C’est donc alerté par ces nombreuses références que nous avons voulu relire son roman Gloria. Le titre lui-même a dû être soigneusement choisi. Nous voulons donc observer attentivement l’ensemble de l’ouvrage pour y chercher tous les rapprochements avec les Evangiles et essayer d’en dégager les intentions de l’auteur.
Gloria n’a rien à voir avec le Christ ?
Gloria, ce seul nom évoque la prière de la célébration eucharistique. C’est une prière de louange qui prend un reflet particulier dans la nuit de Pâques, où ce chant est repris après avoir été mis sous silence pendant tout le carême. Gloria, la gloire de Dieu prend ton son sens avec la résurrection du Christ dans la liturgie catholique. Comment donc Galdós a pu oser choisir ce nom pour désigner une jeune fille d’un village perdu du nord de l’Espagne après ce qui lui est arrivé. Une fille adorée ou jalousée, voilà ce qu’est la fille Lantigua. Qui donc pourrait penser à un rapprochement avec le Christ ?

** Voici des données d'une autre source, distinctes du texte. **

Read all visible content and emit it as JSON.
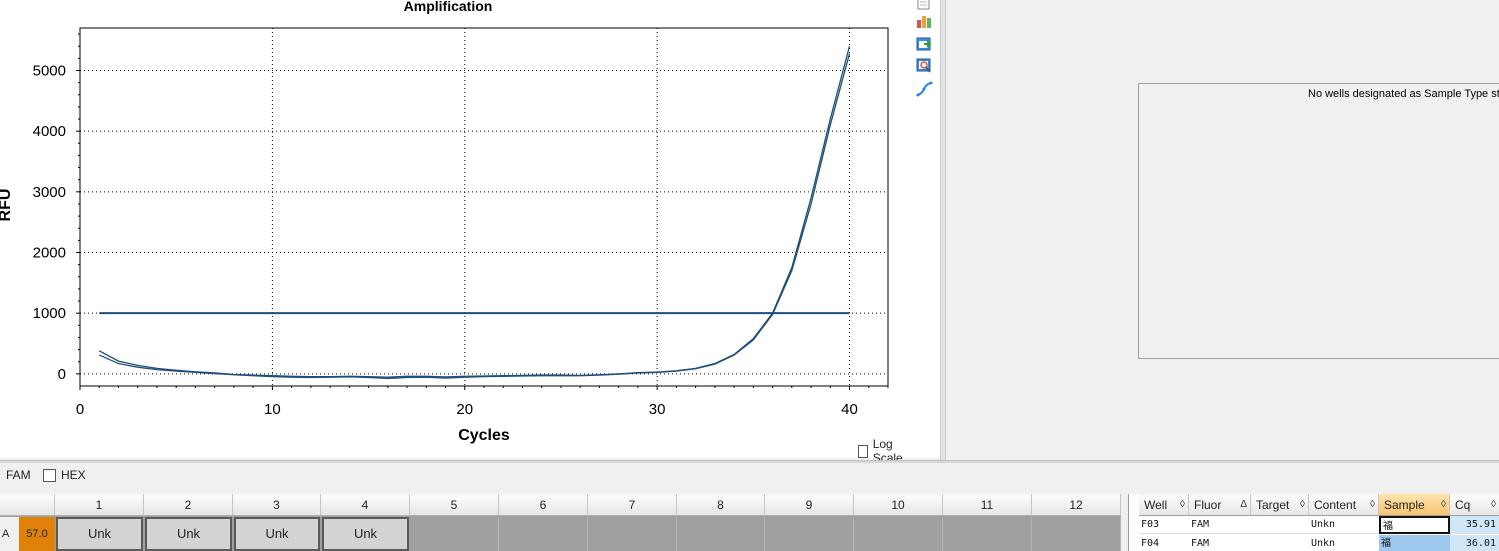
{
  "chart_data": {
    "type": "line",
    "title": "Amplification",
    "xlabel": "Cycles",
    "ylabel": "RFU",
    "xlim": [
      0,
      42
    ],
    "ylim": [
      -200,
      5700
    ],
    "xticks": [
      0,
      10,
      20,
      30,
      40
    ],
    "yticks": [
      0,
      1000,
      2000,
      3000,
      4000,
      5000
    ],
    "grid": true,
    "x": [
      1,
      2,
      3,
      4,
      5,
      6,
      7,
      8,
      9,
      10,
      11,
      12,
      13,
      14,
      15,
      16,
      17,
      18,
      19,
      20,
      21,
      22,
      23,
      24,
      25,
      26,
      27,
      28,
      29,
      30,
      31,
      32,
      33,
      34,
      35,
      36,
      37,
      38,
      39,
      40
    ],
    "series": [
      {
        "values": [
          380,
          210,
          140,
          90,
          60,
          35,
          15,
          -10,
          -20,
          -30,
          -40,
          -45,
          -45,
          -40,
          -45,
          -55,
          -40,
          -40,
          -50,
          -40,
          -35,
          -30,
          -25,
          -20,
          -20,
          -25,
          -15,
          0,
          20,
          30,
          50,
          90,
          170,
          320,
          580,
          1000,
          1750,
          2900,
          4200,
          5400
        ]
      },
      {
        "values": [
          310,
          170,
          110,
          70,
          45,
          25,
          5,
          -15,
          -30,
          -45,
          -55,
          -60,
          -55,
          -50,
          -60,
          -75,
          -60,
          -55,
          -70,
          -55,
          -45,
          -40,
          -35,
          -30,
          -30,
          -30,
          -20,
          -5,
          15,
          25,
          45,
          85,
          160,
          310,
          560,
          980,
          1700,
          2800,
          4100,
          5280
        ]
      }
    ],
    "threshold": {
      "x": [
        1,
        40
      ],
      "y": 1000
    },
    "line_color": "#1f4e79"
  },
  "chart_options": {
    "log_scale_label": "Log Scale",
    "log_scale_checked": false
  },
  "toolbar": {
    "icons": [
      "copy-icon",
      "chart-settings-icon",
      "export-icon",
      "zoom-icon",
      "curve-icon"
    ]
  },
  "standard_curve": {
    "message": "No wells designated as Sample Type sta"
  },
  "fluor_selector": {
    "selected": "FAM",
    "other": "HEX",
    "other_checked": false
  },
  "plate": {
    "columns": [
      "1",
      "2",
      "3",
      "4",
      "5",
      "6",
      "7",
      "8",
      "9",
      "10",
      "11",
      "12"
    ],
    "row_label": "A",
    "temperature": "57.0",
    "wells": [
      {
        "col": "1",
        "content": "Unk"
      },
      {
        "col": "2",
        "content": "Unk"
      },
      {
        "col": "3",
        "content": "Unk"
      },
      {
        "col": "4",
        "content": "Unk"
      }
    ]
  },
  "results_table": {
    "headers": [
      "Well",
      "Fluor",
      "Target",
      "Content",
      "Sample",
      "Cq"
    ],
    "sort_marks": [
      "◊",
      "Δ",
      "◊",
      "◊",
      "◊",
      "◊"
    ],
    "rows": [
      {
        "well": "F03",
        "fluor": "FAM",
        "target": "",
        "content": "Unkn",
        "sample": "福",
        "cq": "35.91"
      },
      {
        "well": "F04",
        "fluor": "FAM",
        "target": "",
        "content": "Unkn",
        "sample": "福",
        "cq": "36.01"
      }
    ]
  },
  "colors": {
    "accent": "#e0820a",
    "header_active": "#f7c46e",
    "cq_bg": "#cfe6f7"
  }
}
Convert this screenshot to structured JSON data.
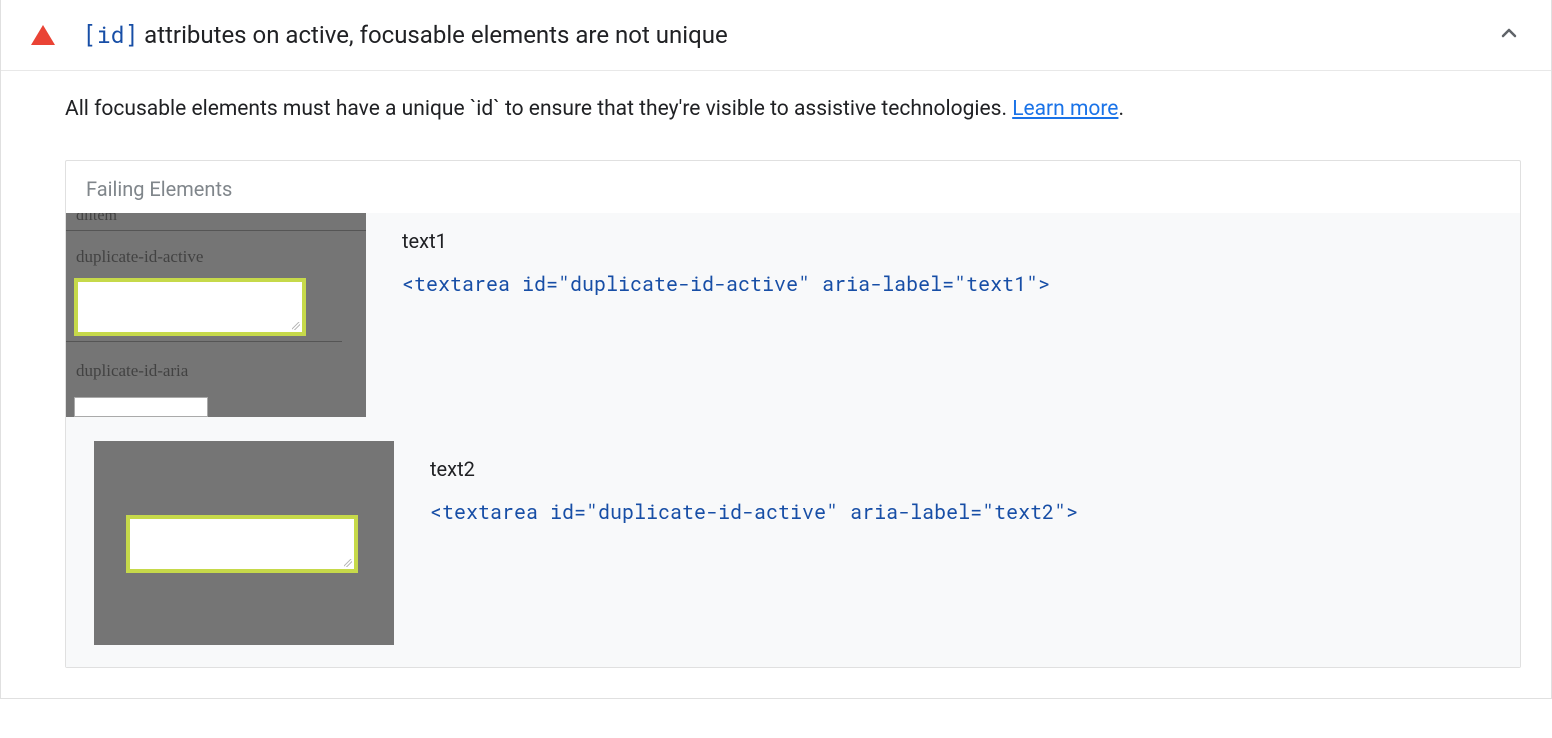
{
  "header": {
    "code_badge": "[id]",
    "title_suffix": " attributes on active, focusable elements are not unique"
  },
  "description": {
    "text": "All focusable elements must have a unique `id` to ensure that they're visible to assistive technologies. ",
    "learn_more_label": "Learn more",
    "period": "."
  },
  "failing_section": {
    "heading": "Failing Elements",
    "items": [
      {
        "label": "text1",
        "snippet": "<textarea id=\"duplicate-id-active\" aria-label=\"text1\">",
        "thumb_labels": {
          "partial": "dlitem",
          "top": "duplicate-id-active",
          "bottom": "duplicate-id-aria"
        }
      },
      {
        "label": "text2",
        "snippet": "<textarea id=\"duplicate-id-active\" aria-label=\"text2\">"
      }
    ]
  }
}
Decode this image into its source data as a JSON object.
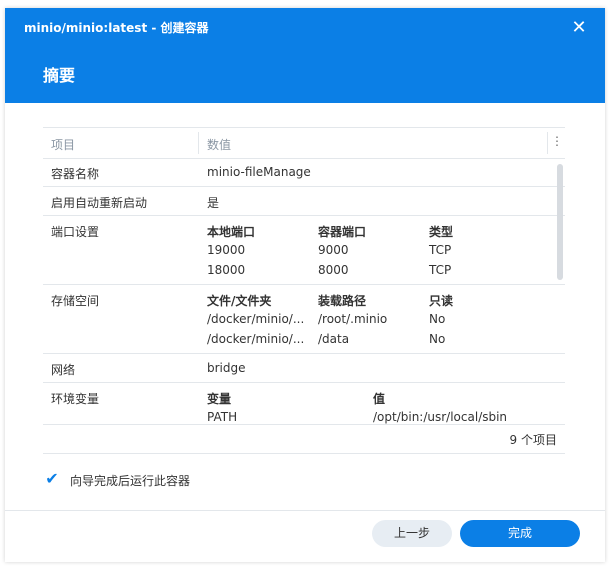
{
  "window": {
    "title": "minio/minio:latest - 创建容器"
  },
  "header": {
    "title": "摘要"
  },
  "grid": {
    "col_key": "项目",
    "col_value": "数值",
    "menu_icon": "⋮",
    "rows": {
      "name": {
        "key": "容器名称",
        "value": "minio-fileManage"
      },
      "autostart": {
        "key": "启用自动重新启动",
        "value": "是"
      },
      "ports": {
        "key": "端口设置",
        "headers": [
          "本地端口",
          "容器端口",
          "类型"
        ],
        "items": [
          [
            "19000",
            "9000",
            "TCP"
          ],
          [
            "18000",
            "8000",
            "TCP"
          ]
        ]
      },
      "storage": {
        "key": "存储空间",
        "headers": [
          "文件/文件夹",
          "装载路径",
          "只读"
        ],
        "items": [
          [
            "/docker/minio/...",
            "/root/.minio",
            "No"
          ],
          [
            "/docker/minio/...",
            "/data",
            "No"
          ]
        ]
      },
      "network": {
        "key": "网络",
        "value": "bridge"
      },
      "env": {
        "key": "环境变量",
        "headers": [
          "变量",
          "值"
        ],
        "items": [
          [
            "PATH",
            "/opt/bin:/usr/local/sbin"
          ]
        ]
      }
    },
    "count": "9 个项目"
  },
  "option": {
    "checked": true,
    "label": "向导完成后运行此容器"
  },
  "buttons": {
    "prev": "上一步",
    "done": "完成"
  },
  "colors": {
    "accent": "#0b7fe6"
  }
}
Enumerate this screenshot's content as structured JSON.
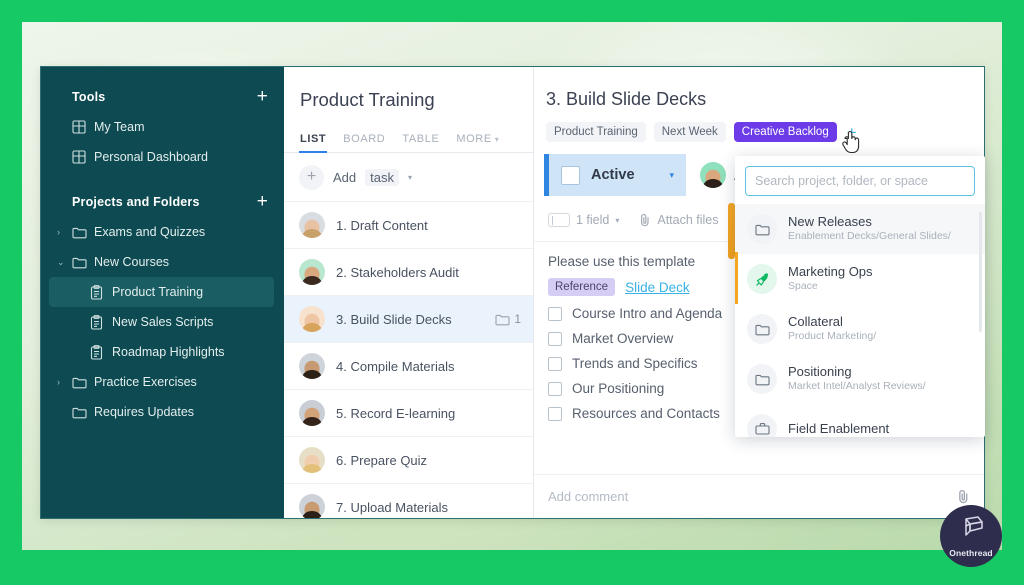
{
  "theme": {
    "frame_green": "#17c964",
    "sidebar_bg": "#0e4a51",
    "accent_blue": "#2f86e0",
    "tag_purple": "#6c3ce9",
    "priority_orange": "#f5a623",
    "link_blue": "#3bb2e8"
  },
  "sidebar": {
    "tools_header": "Tools",
    "tools_add": "+",
    "tools": [
      {
        "label": "My Team",
        "icon": "grid-icon"
      },
      {
        "label": "Personal Dashboard",
        "icon": "grid-icon"
      }
    ],
    "projects_header": "Projects and Folders",
    "projects_add": "+",
    "items": [
      {
        "label": "Exams and Quizzes",
        "icon": "folder-icon",
        "caret": "›",
        "level": 1,
        "active": false
      },
      {
        "label": "New Courses",
        "icon": "folder-icon",
        "caret": "⌄",
        "level": 1,
        "active": false
      },
      {
        "label": "Product Training",
        "icon": "clipboard-icon",
        "caret": "",
        "level": 2,
        "active": true
      },
      {
        "label": "New Sales Scripts",
        "icon": "clipboard-icon",
        "caret": "",
        "level": 2,
        "active": false
      },
      {
        "label": "Roadmap Highlights",
        "icon": "clipboard-icon",
        "caret": "",
        "level": 2,
        "active": false
      },
      {
        "label": "Practice Exercises",
        "icon": "folder-icon",
        "caret": "›",
        "level": 1,
        "active": false
      },
      {
        "label": "Requires Updates",
        "icon": "folder-icon",
        "caret": "",
        "level": 1,
        "active": false
      }
    ]
  },
  "list": {
    "title": "Product Training",
    "tabs": [
      {
        "label": "LIST",
        "selected": true
      },
      {
        "label": "BOARD",
        "selected": false
      },
      {
        "label": "TABLE",
        "selected": false
      },
      {
        "label": "MORE",
        "selected": false,
        "caret": "▾"
      }
    ],
    "add_row": {
      "plus": "+",
      "label": "Add",
      "chip": "task",
      "caret": "▾"
    },
    "tasks": [
      {
        "name": "1. Draft Content",
        "selected": false,
        "folder_count": "",
        "avatar_skin": "#e8c2a4",
        "avatar_hair": "#c8a06a",
        "avatar_bg": "#d9dde2"
      },
      {
        "name": "2. Stakeholders Audit",
        "selected": false,
        "folder_count": "",
        "avatar_skin": "#d8a97f",
        "avatar_hair": "#3b2a1d",
        "avatar_bg": "#b9e6cf"
      },
      {
        "name": "3. Build Slide Decks",
        "selected": true,
        "folder_count": "1",
        "avatar_skin": "#f0c5a6",
        "avatar_hair": "#d8a45c",
        "avatar_bg": "#f6e2cd"
      },
      {
        "name": "4. Compile Materials",
        "selected": false,
        "folder_count": "",
        "avatar_skin": "#c89a72",
        "avatar_hair": "#2e2218",
        "avatar_bg": "#cfd4da"
      },
      {
        "name": "5. Record E-learning",
        "selected": false,
        "folder_count": "",
        "avatar_skin": "#d2a378",
        "avatar_hair": "#332318",
        "avatar_bg": "#c9ced5"
      },
      {
        "name": "6. Prepare Quiz",
        "selected": false,
        "folder_count": "",
        "avatar_skin": "#f0cdae",
        "avatar_hair": "#e3c07a",
        "avatar_bg": "#e6dfc6"
      },
      {
        "name": "7. Upload Materials",
        "selected": false,
        "folder_count": "",
        "avatar_skin": "#c99b72",
        "avatar_hair": "#2b2018",
        "avatar_bg": "#cdd2d8"
      }
    ]
  },
  "detail": {
    "title": "3. Build Slide Decks",
    "tags": [
      {
        "label": "Product Training",
        "style": "grey"
      },
      {
        "label": "Next Week",
        "style": "grey"
      },
      {
        "label": "Creative Backlog",
        "style": "purple"
      }
    ],
    "tag_add": "+",
    "status": {
      "label": "Active",
      "caret": "▾"
    },
    "assignee": {
      "name": "Aar"
    },
    "meta": [
      {
        "label": "1 field",
        "icon": "field-icon",
        "caret": "▾"
      },
      {
        "label": "Attach files",
        "icon": "paperclip-icon"
      }
    ],
    "template_text": "Please use this template",
    "reference_badge": "Reference",
    "reference_link": "Slide Deck",
    "checklist": [
      "Course Intro and Agenda",
      "Market Overview",
      "Trends and Specifics",
      "Our Positioning",
      "Resources and Contacts"
    ],
    "comment_placeholder": "Add comment",
    "comment_attach_icon": "paperclip-icon"
  },
  "dropdown": {
    "search_placeholder": "Search project, folder, or space",
    "search_value": "",
    "items": [
      {
        "title": "New Releases",
        "subtitle": "Enablement Decks/General Slides/",
        "icon": "folder-icon",
        "highlighted": true
      },
      {
        "title": "Marketing Ops",
        "subtitle": "Space",
        "icon": "rocket-icon",
        "highlighted": false
      },
      {
        "title": "Collateral",
        "subtitle": "Product Marketing/",
        "icon": "folder-icon",
        "highlighted": false
      },
      {
        "title": "Positioning",
        "subtitle": "Market Intel/Analyst Reviews/",
        "icon": "folder-icon",
        "highlighted": false
      },
      {
        "title": "Field Enablement",
        "subtitle": "",
        "icon": "briefcase-icon",
        "highlighted": false
      }
    ]
  },
  "brand": {
    "name": "Onethread",
    "icon": "onethread-logo-icon"
  }
}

C’est bien ce genre de rapprochement qui a fait de Benito Pérez Galdós un mécréant voltairien, comme disait son ami José María de Pereda. Une fille belle et intelligente qui se laisse aller à des fréquentations douteuses qui en font une «pécheresse et une hérétique» selon le chapitre 30. Gloria a beau être chrétienne, fille d’un grand défenseur de l’Eglise et nièce d’un évêque de renom, il n’est point possible d’en faire une copie de Jésus-Christ. De plus, Gloria est amoureuse. Les titres sont évocateurs «les amours de Gloria», «un prétendant», «l’autre est tout proche»… Il faut attendre le chapitre 35 pour enfin comprendre ou deviner l’acte de folie qu’elle vient de commettre ou qu’ils viennent de commettre. Et seul le chapitre 37 nous en révèle toute la gravité lorsqu’on apprend la religion de Daniel Morton. Pour un Espagnol du 19ième siècle, c’est le comble de l’horreur et c’est bien cela que Galdós veut faire comprendre au lecteur. Or, curieusement, le chapitre 35 s’intitule «les jugements de Dieu, le grand abîme». Il nous renvoie au psaume 35, précisément. Le voilà en entier :
C’est le péché qui parle
au cœur de l’impie ;
ses yeux ne voient pas
que Dieu est terrible.
Il se voit d’un œil trop flatteur
pour trouver et haïr sa faute ;
il n’a que ruse et fraude à la bouche,
il a perdu le sens du bien.
Il prépare en secret ses mauvais coups.
La route qu’il suit n’est pas celle du bien ;
il ne renonce pas au mal.
Dans les cieux, Seigneur, ton amour ;
jusqu’aux nues, ta vérité !
Ta justice, une haute montagne ;
tes jugements, le grand abîme !
Tu sauves, Seigneur, l’homme et les bêtes :
qu’il est précieux ton amour, ô mon Dieu !
A l’ombre de tes ailes, tu abrites les hommes :
ils savourent les festins de ta maison ;
aux torrents du paradis, tu les abreuves.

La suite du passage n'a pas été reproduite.